For a bit of history, the pledge we say today is not the original one that was written in 1892 by the Christian Socialist Francis Bellamy and formally adopted by Congress in 1924. The words “under God” were not even in the Pledge until it was rewritten for the fourth time in 1954. Previous rewrites include the addition of the words “of the United States,” in reference to the flag, in 1923, and the words “of America” after the previously stated addition.

And when it comes to plain stupid ambitions, Rick Santorum has taken the prize for worst foreign policy.
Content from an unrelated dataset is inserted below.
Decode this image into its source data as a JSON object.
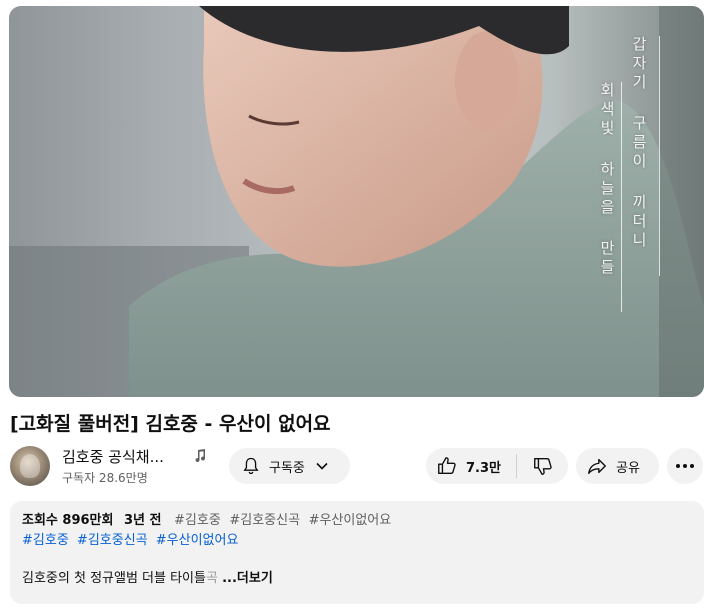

While most of the candidates have stated that Obama has been too lax on his foreign policy, with Romney and Gingrich claiming Obama has been following a policy of appeasement, Rick Santorum recently stated that if elected he would bomb Iranian nuclear facilities if they were not opened to international arms inspectors. Even Israel, one of Iran’s most hated enemies, has refrained from attacking Iran, believing that any preemptive attacks would be catastrophic to any potential rapprochement between Iran and the rest of the world.

Tonight’s vote in Iowa is the first stepping stone on a path to a conceivable collapse of a growing social transformation that this country hasn’t seen since the Civil Rights Movement of the 1950’s. The past few years have seen unprecedented changes in the minds of everyday people, despite differences in race, religion and sociopolitical views, to name a few. With the election of the first African-American president, the growing list of states legally granting same-sex couples the right to marry, and the continuing fight for a woman’s right to have an abortion if so desired, the American people are pushing the country into a new age of freedom, ambition and the ability for every citizen to live a life of liberty and happiness.

The Republican Party continues to drift farther to the right and farther from the mainstream social belief system that they all claim to be fighting for. While national polls have shown that more than half of the country supports legalizing same-sex marriage, the candidates still claim that the country does not want to legalize same-sex marriage. The Republican Party needs to take into account that all of their false opinions and open lies can be fought with irrefutable facts.